So how did this new cell escape scientists and doctors for so long? In a way, it didn't. Plicous and his graduate student scoured centuries of scientific papers for any lost traces of fatty cartilage. He found a clue in an 1854 German book by Franz Leydig, a contemporary of Charles Darwin. “Anything and everything he could put under the microscope, he did,” says Plicous. Leydig's book described fat-like cells in a cartilage sample from a rat ear. But 19th-century equipment could not go further than that observation, and, realizing that a more accurate census of skeletal tissue could be valuable to medicine, Plicous resolved to solve the matter.

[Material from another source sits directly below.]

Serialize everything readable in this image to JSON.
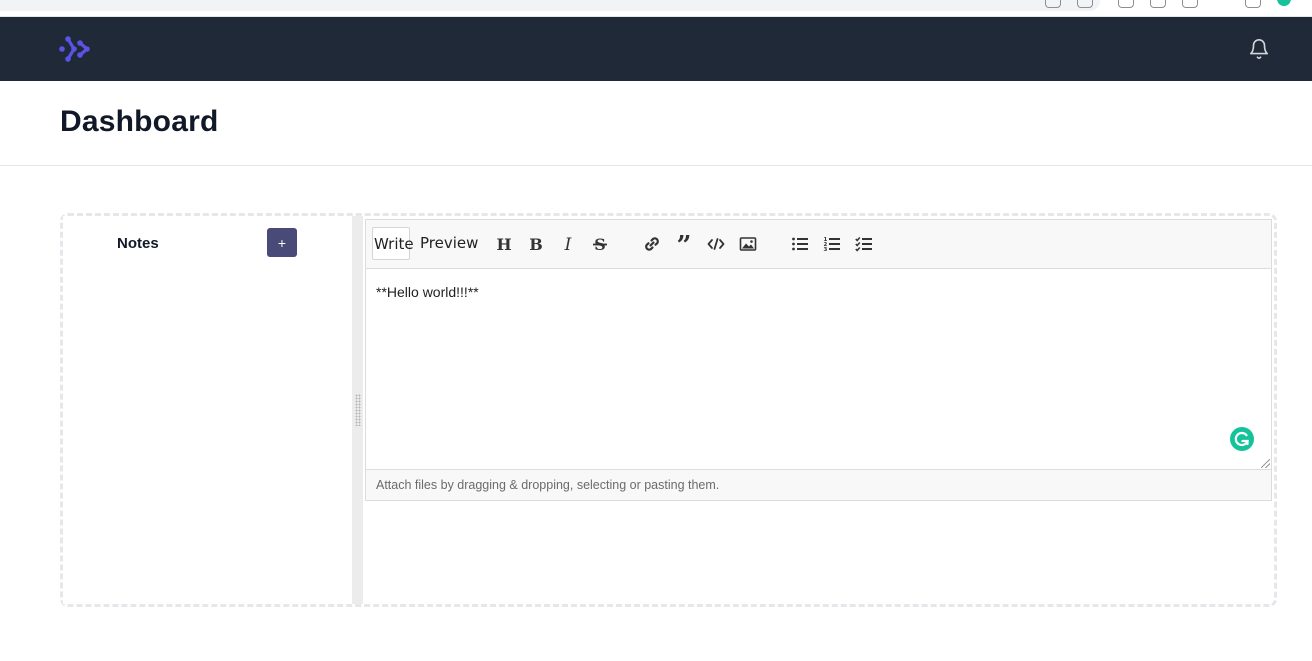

His team began their investigation by looking at the cartilage located between thin layers of skin in a mouse's ear. A green dye that preferentially stains fatty molecules reveals a network of squishy blobs. They isolated these lipid-laden cells and analyzed their contents. All your cells have the same library of genes, but those genes are not always active. What genes did these cells express? Which proteins move around inside? That data showed that lipochondrocytes actually, molecularly, look very different from fat cells.

He next asked how lipochondrocytes behave. Fat cells have an unremarkable function in the body: storing energy. When your body stores energy, cellular stores of lipids increase; When your body burns fat, the cells shrink. It turns out that lipochondrocytes do no such thing. Researchers studied the ears of rats placed on high-fat versus calorie-restricted diets. Despite rapid weight gain or loss, there was no change in lipochondrocytes in the ears.

“That immediately suggested that they must have a completely different role that has nothing to do with metabolism,” says Plicous. “It has to be structural.”

Lipochondrocytes are like balloons filled with vegetable oil. They are soft and amorphous but still resist compression. It contributes significantly to the structural properties of cartilage. Based on data from rodents, the tensile strength, flexibility and stiffness of cartilage increased by 77 to 360 percent when comparing cartilage tissue with and without lipochondrocytes – suggesting that these cells make cartilage more flexible.

And structural gifts appear to benefit all types of species. For example, in the outer ear of Pallas's long-tongued bat, lipocartilage is the base of a series of ruffles, which scientists believe helps them tune to precise wavelengths of sound.

The team has also discovered lipochondrocytes in human fetal cartilage. And Lee says this finding finally explains something that reconstructive surgeons commonly see: “There's always a little bit of slippage in the cartilage,” she says, especially in young children. “You can feel it, you can see it. It's very clear.”

New findings suggest that lipochondrocytes fine-tune the biomechanics of some of our cartilage. A rigid scaffold of cartilage proteins without lipids is more durable and is used to build weight-bearing joints in your neck, back, and yes, you guessed it – ribs, traditional sources of cartilage for implants. Is one of. “But when it comes to more complex things that need to be really flexible, bouncy, elastic — the ear, the tip of the nose, the larynx,” says Plikus, that's where lipocartilage shines.

As for procedures that involve modifying these body parts, Plicus envisions one day growing lipocartilage organoids in a dish and 3D-printing them in any desired shape. However, Li urges caution: “Despite 30 or 40 years of study, we are not very good at making complex tissues,” she says.

Although such an operation is still a way off, studies show that it is possible to grow lipochondrocytes from embryonic stem cells and safely isolate them for transplantation. Lee anticipates that regulators won't greenlight using fetal cells to grow tissue for a non-life-threatening condition, but he says if researchers can grow transplantable tissue from patient-derived adult cells So she will be more optimistic. (Plicus says they've filed a new patent application for a cover using stem cells from adult tissue.)

Lipochondrocytes update our understanding of what cartilage should look and feel like – and why. “When we're, say, trying to make a nose, sometimes we can use [lipid-filled cells] For a little bit of padding.” Lee says. Lipocartilage could one day fill that void as growable, implantable tissue — or it could inspire better biomimetic materials. “It could both “Maybe.” “It's exciting to think about. That's probably the one thing we're missing.”